Кажется, только я заметила панику. Тибор и Лаци были поглощены истинной красотой представления. Позже, днем, я узнала, что малышка Ева тоже заметила замешательство Лайоша. Эндре, кажется, знал какую-то простую неоспоримую правду, которой мог бы пришпилить Лайоша в любой момент. Но он не дразнил Лайоша и даже не был недружелюбен.
- Так что, Лайош, ты приехал, - сказал Эндре, и они пожали друг другу руку.
Вот и всё. Лайош нервно рассмеялся. Несомненно, он чувствовал бы себя менее скованно, если бы у его отъезда не было свидетелей. Но, в конце концов, как мы знаем, это именно он пригласил Эндре «по долгу службы». Он четко попросил в письменной форме, чтобы Эндре пришел в тот день, поскольку хотел с ним поговорить. Эндре пришел с приглашением Лайоша в кармане и стоял в саду, тучный и спокойный, слегка моргая, терпеливо слушая Лайоша без какого-либо чувства превосходства, с непоколебимой уверенностью человека, который гнушается применять всю свою силу, зная, что один взгляд, один поднятый предостерегающий палец, и Лайош немедленно замолчит, уйдет, крадучись, и представление закончится. Тем не менее, казалось, что Лайош не может обойтись без этого неудобного свидетеля. Словно после долгой внутренней борьбы он решил посмотреть в лицо правде - Лайош всегда считал Эндре носителем правды, беспощадным судьей и свидетелем, безжалостынм враждебным объектом, которому чары Лайоша были - как с гуся вода, и сказал: «Давай оставим всё в прошлом, и дело с концом». Вот как Лайош воспринимал стареющего Эндре.

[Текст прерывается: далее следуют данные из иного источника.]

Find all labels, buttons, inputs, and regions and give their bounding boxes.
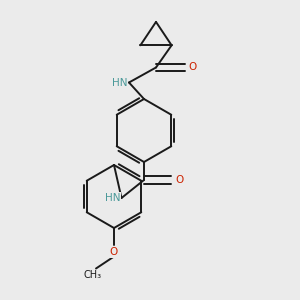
Text: CH₃: CH₃ bbox=[84, 270, 102, 280]
Text: HN: HN bbox=[112, 77, 128, 88]
Text: O: O bbox=[175, 175, 184, 185]
Text: O: O bbox=[110, 247, 118, 257]
Text: O: O bbox=[189, 62, 197, 73]
Text: HN: HN bbox=[105, 193, 120, 203]
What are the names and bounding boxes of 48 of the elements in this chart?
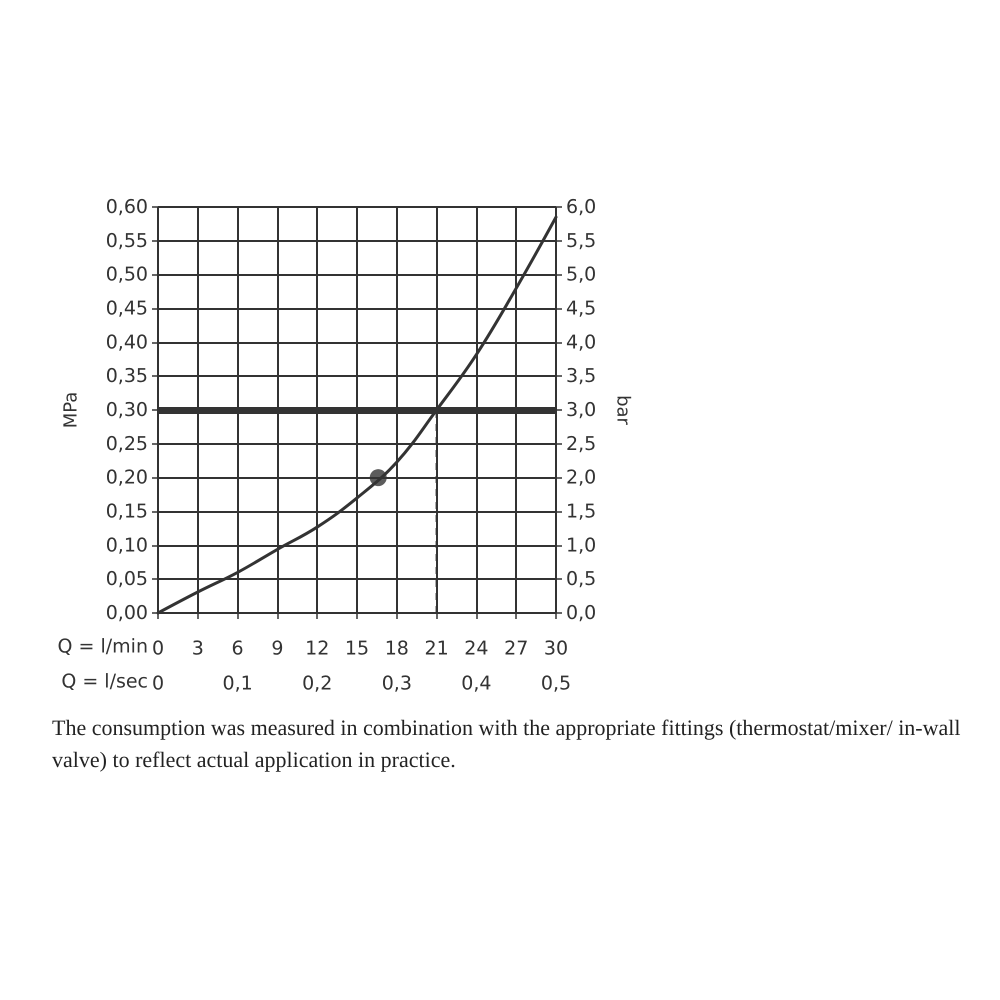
y2-tick-label: 2,5 xyxy=(566,432,596,455)
y2-tick-label: 3,5 xyxy=(566,365,596,388)
y-tick-label: 0,10 xyxy=(106,534,148,556)
x-tick-label: 24 xyxy=(464,638,488,660)
y-tick-label: 0,55 xyxy=(106,230,148,252)
y2-tick-label: 0,5 xyxy=(566,568,596,590)
y2-tick-label: 3,0 xyxy=(566,399,596,421)
x2-axis-title: Q = l/sec xyxy=(61,670,148,692)
x-tick-label: 27 xyxy=(504,638,528,660)
y-tick-label: 0,25 xyxy=(106,432,148,455)
x-tick-label: 6 xyxy=(232,638,244,660)
y2-tick-label: 6,0 xyxy=(566,196,596,218)
y-tick-label: 0,50 xyxy=(106,264,148,286)
x-tick-label: 30 xyxy=(544,638,568,660)
y2-tick-label: 5,0 xyxy=(566,264,596,286)
y-tick-label: 0,20 xyxy=(106,466,148,489)
y-tick-label: 0,00 xyxy=(106,602,148,624)
x2-tick-label: 0,5 xyxy=(540,672,572,694)
x-tick-label: 9 xyxy=(271,638,284,660)
x2-tick-label: 0,4 xyxy=(461,672,492,694)
y-tick-label: 0,05 xyxy=(106,568,148,590)
x2-tick-label: 0,2 xyxy=(302,672,332,694)
x-tick-label: 21 xyxy=(424,638,449,660)
x2-tick-label: 0 xyxy=(152,672,164,694)
x-tick-label: 15 xyxy=(344,638,370,660)
x-tick-label: 12 xyxy=(305,638,330,660)
y-tick-label: 0,15 xyxy=(106,500,148,522)
y2-tick-label: 0,0 xyxy=(566,602,596,624)
y-tick-label: 0,45 xyxy=(106,298,148,320)
x2-tick-label: 0,1 xyxy=(222,672,253,694)
y-tick-label: 0,30 xyxy=(106,399,148,421)
x-axis-title: Q = l/min xyxy=(58,636,148,658)
x2-tick-label: 0,3 xyxy=(382,672,412,694)
y-axis-title: MPa xyxy=(60,392,82,428)
y-tick-label: 0,60 xyxy=(106,196,148,218)
y2-tick-label: 5,5 xyxy=(566,230,596,252)
text: The consumption was measured in combination with the appropriate fittings (thermostat/mixer/ in-wall valve) to reflect actual application in practice. xyxy=(52,714,962,774)
y2-tick-label: 1,0 xyxy=(566,534,596,556)
y2-tick-label: 4,0 xyxy=(566,331,596,354)
x-tick-label: 18 xyxy=(384,638,409,660)
y-tick-label: 0,40 xyxy=(106,331,148,354)
y2-axis-title: bar xyxy=(612,395,634,426)
y2-tick-label: 1,5 xyxy=(566,500,596,522)
x-tick-label: 3 xyxy=(192,638,204,660)
y-tick-label: 0,35 xyxy=(106,365,148,388)
x-tick-label: 0 xyxy=(152,638,164,660)
y2-tick-label: 2,0 xyxy=(566,466,596,489)
y2-tick-label: 4,5 xyxy=(566,298,596,320)
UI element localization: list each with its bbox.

Эндре постарел всего три-четыре года назад. Всё, что было в его облике и характере серьезного и тяжелого - таинственное сопротивление миру и запрет кому-либо к нему приближаться, жреческая торжественность и молчаливая бдительность, которые были ему свойственны, иногда и посторонним было сложно наладить с ним связь. Эндре был не то чтобы недружелюбен - просто все чувствовали, что он знает о мире что-то такое, что бросает вызов всем его законам, и хранит это в тайне. Его доброта была тяжелой, осторожной и неуклюжей.
Даже сейчас он смотрел на Лайоша, как человек, который знает о нем всё, но не горит желанием судить или прощать его. Фраза «Так что, Лайош», которой Эндре приветствовал его двадцать лет спустя, не была снисходительной, гордой или суровой, но всё же я видела, как эти слова расстроили Лайоша, как он начал нервно оглядываться по сторонам, он был подавлен, вытирал лоб носовым платком. Они поговорили о политике и о похоронах. Потом Эндре, увидев и услышав достаточно, сел на скамейку и скрестил руки на животе, по старой джентльменской моде. День клонился к вечеру, Эндре проверил документы, которыми я уполномачивала Лайоша продать дом, и ему больше нечего было сказать.
Конечно, все мы знали, что Лайош хочет мою жизнь, точнее, жизнь Нуну, что он хочет украсть мой мир. Дом по-прежнему дарил нам крышу над головой, немного потрепанный временем, но, несмотря ни на что, по-прежнему - наша крепость: дом был последней нашей ценностью, которую Лайош еще не забрал, и вот он приехал за ним. В то мгновение, когда я получила телеграмму, я поняла, что он едет за домом: такие мысли не облекаются в слова, ты просто знаешь, и всё. Я до последнего себя обманывала. Эндре знал, и Тибор знал. Потом мы удивлялись, как дешево и легко сдались Лайошу и приняли тот факт, что в жизни не бывает половинчатых решений, и процесс, который начался пятнадцать лет назад, просто нужно завершить. Лайош тоже это знал. Он выяснил, что дом - немного влажный, и тут же сменил тему разговора, словно самая важная часть его дела была сделана, и теперь нет смысла тратить слова на подробности. Тибор и Лаци с любопытством стояли рядом. Несколько позже, после обеда, пришел старый портной Лаци, смушенно пробираясь и кланяясь, он вручил счет двадцатипятилетней давности. Лайош обнял его и отослал прочь. Господа пили вермут, громко разговаривали и много смеялись над анекдотами Лайоша. Мы сели за обед в отличном настроении.